We participated in the thong throwing contest and Dave won second place by only a few centimetres behind the reigning champion!  Dave was awarded a silver plated blue thong at the presentation ceremony later in the day. GO DAVE!

 

 

After the presentations, we left the dry zone of the city and found a nice park in the centre of town to finish off our cask of Banrock Station White Shiraz.  We were supposed to go back into town at 9pm for the fireworks but we met a great couple who invited us into their home for drinks, nibbles and a great chat.  A pair of Grey Nomads, Chris and Tina gave us a ton of advice, like how to stop the dust from accumulating in the truck and which towns to watch out for up north.

 

Chris and Tina, we had a wonderful night and thank you so much for your generous conversation and hospitality.  Your stories and tips were fantastic to listen to and we hope to cross paths again in the future.

 

PLACES OF INTEREST

Ada Ryan Park

This green and shaded park is the most popular park in the city, offering soft, lush lawns, free electric BBQs, toilets, tennis courts and a playground.  There is also a large aviary with talking parrots, budgies, cockatiels and a pied peacock.  The birds provided a great soundtrack as we had lunch in the park, with the occasional “Hello Cocky!” echoing through the trees.

 

Whyalla Marina & Jetty

We had a stroll along the jetty and watched fishermen drop a line or crab net, and on the way back to the car, we noticed a boat coming into the marina, trailed by two dolphins.  These playful creatures usually follow the fishermen into the marina and if you’re there, you can get close enough to pat them on the nose.

 

 

Flinders & Freycinet Lookout

This lookout overlooks Spencer Gulf and has two sculptures, one of Matthew Flinders and the other of Louis-Claude de Freycinet.  Flinders was the first to explore the coastline of this area in 1802 aboard HMS Investigator, while Freycinet charted the area in 1803 for the Baudin expedition.

 

The sculptures were installed in 2002, and the spot was renamed the Flinders & Freycinet Lookout, which gives a nice view of the Spencer Gulf.

 

 

Hummock Hill Lookout

The place where Whyalla started – this lookout provides panoramic views of the town, the OneStell operations, the foreshore, marina and Spencer Gulf, with various lookout platforms to choose from.  It was developed by BHP as a gift to the city to commemorate the company’s centenary year.

 

The Loaded Dog

Outside of the Whyalla Veterinary Clinic is a metal sculpture of a large dog holding a stick of dynamite.  The sculpture was unveiled in 2008 and is based on Henry Lawson’s story, ‘The Loaded Dog’, about a cheeky retriever that drags dynamite through a campfire, causing the fuse to ignite with mayhem and hilarity to ensue.

 

Sempre Italian Market & Cafe

This great little café in the Civic Centre offers great coffee and Italian goodies.  The business won Outstanding Business of the Month in December 2012, and the reason for this was evident in the quality of their food and customer service.
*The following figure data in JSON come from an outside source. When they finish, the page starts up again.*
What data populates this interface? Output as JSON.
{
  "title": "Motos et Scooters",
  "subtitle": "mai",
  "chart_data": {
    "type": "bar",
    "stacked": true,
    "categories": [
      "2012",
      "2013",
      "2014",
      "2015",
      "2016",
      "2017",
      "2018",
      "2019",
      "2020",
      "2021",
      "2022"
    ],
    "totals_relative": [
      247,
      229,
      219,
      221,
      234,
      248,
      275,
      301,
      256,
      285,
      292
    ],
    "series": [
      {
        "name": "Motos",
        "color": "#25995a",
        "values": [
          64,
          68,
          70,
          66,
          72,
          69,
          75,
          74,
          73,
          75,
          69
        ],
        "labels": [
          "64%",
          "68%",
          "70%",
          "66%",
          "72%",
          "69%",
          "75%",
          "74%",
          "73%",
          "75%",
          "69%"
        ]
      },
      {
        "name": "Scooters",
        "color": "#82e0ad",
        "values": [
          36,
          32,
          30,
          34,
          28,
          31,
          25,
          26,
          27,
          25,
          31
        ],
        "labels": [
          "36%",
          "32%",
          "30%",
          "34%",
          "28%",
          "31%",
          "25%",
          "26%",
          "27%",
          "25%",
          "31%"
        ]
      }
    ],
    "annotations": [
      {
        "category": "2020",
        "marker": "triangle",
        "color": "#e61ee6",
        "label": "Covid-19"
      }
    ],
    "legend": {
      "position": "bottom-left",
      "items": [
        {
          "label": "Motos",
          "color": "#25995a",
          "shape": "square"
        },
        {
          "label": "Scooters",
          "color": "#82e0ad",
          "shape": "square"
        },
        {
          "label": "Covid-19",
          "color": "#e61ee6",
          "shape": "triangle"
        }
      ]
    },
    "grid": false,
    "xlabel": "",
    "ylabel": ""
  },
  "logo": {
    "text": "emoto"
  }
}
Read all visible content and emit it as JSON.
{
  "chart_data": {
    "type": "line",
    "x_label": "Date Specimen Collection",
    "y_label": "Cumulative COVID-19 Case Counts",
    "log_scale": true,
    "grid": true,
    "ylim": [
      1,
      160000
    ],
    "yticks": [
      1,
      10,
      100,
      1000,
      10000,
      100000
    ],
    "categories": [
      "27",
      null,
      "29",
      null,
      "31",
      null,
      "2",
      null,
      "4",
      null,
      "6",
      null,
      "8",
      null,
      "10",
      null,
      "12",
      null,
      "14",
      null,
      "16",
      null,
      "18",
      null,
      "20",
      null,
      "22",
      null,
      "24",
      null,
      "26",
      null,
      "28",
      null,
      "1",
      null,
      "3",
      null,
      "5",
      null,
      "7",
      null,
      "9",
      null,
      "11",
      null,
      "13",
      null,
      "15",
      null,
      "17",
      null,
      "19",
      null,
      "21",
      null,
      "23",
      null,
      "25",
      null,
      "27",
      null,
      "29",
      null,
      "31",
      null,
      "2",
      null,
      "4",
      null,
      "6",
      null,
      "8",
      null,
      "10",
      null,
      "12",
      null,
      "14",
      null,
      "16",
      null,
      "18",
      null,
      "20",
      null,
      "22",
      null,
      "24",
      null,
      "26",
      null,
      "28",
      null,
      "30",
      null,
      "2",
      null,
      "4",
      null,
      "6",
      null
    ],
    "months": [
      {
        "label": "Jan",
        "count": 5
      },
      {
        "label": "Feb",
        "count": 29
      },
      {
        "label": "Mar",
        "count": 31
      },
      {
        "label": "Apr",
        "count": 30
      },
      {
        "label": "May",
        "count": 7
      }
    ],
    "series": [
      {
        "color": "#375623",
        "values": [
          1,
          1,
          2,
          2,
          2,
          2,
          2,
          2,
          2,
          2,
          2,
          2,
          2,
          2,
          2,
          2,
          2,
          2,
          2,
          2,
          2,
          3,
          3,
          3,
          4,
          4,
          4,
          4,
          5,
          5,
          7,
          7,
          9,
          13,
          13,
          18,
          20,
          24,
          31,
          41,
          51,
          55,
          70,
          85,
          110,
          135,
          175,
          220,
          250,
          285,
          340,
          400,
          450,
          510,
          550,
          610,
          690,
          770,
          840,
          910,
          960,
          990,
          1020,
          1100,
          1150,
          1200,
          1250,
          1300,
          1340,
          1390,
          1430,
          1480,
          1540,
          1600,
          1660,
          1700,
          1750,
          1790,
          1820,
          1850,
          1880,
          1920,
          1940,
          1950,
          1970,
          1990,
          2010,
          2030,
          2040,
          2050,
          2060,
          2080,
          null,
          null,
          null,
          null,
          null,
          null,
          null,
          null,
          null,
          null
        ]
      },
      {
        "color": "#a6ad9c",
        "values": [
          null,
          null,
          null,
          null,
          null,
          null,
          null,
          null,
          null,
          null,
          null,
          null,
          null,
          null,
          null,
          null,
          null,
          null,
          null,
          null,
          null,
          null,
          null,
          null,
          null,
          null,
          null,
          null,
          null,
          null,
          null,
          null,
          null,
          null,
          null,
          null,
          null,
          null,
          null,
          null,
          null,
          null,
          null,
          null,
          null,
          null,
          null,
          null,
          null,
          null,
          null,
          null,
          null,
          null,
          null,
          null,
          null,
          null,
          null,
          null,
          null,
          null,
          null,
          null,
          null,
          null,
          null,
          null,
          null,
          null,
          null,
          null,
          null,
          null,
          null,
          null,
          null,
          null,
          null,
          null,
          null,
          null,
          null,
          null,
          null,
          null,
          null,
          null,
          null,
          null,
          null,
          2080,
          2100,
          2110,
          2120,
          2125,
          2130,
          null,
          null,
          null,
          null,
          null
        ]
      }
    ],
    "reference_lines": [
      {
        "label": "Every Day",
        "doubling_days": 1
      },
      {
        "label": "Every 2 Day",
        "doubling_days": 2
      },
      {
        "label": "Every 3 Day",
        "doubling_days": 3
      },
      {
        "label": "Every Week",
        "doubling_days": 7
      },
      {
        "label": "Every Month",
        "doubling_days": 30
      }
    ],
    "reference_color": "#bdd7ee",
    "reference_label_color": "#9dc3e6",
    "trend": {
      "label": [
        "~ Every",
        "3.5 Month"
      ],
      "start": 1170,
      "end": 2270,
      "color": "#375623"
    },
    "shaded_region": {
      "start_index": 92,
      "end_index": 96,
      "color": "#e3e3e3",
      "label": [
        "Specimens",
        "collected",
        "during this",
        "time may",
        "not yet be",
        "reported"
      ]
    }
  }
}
Dave’s strong latte came out as a skinny latte, and even though the manager offered to remake it, Dave still drank it and it was delicious.

 

 

Overall, we really enjoyed our time in Whyalla. The people were all friendly, there was a real community spirit which was vibrant and united, and we felt right at home amongst it all. We will definitely visit Whyalla again when we have the opportunity – maybe for Australia Day so Dave can challenge the thong throwing champ again!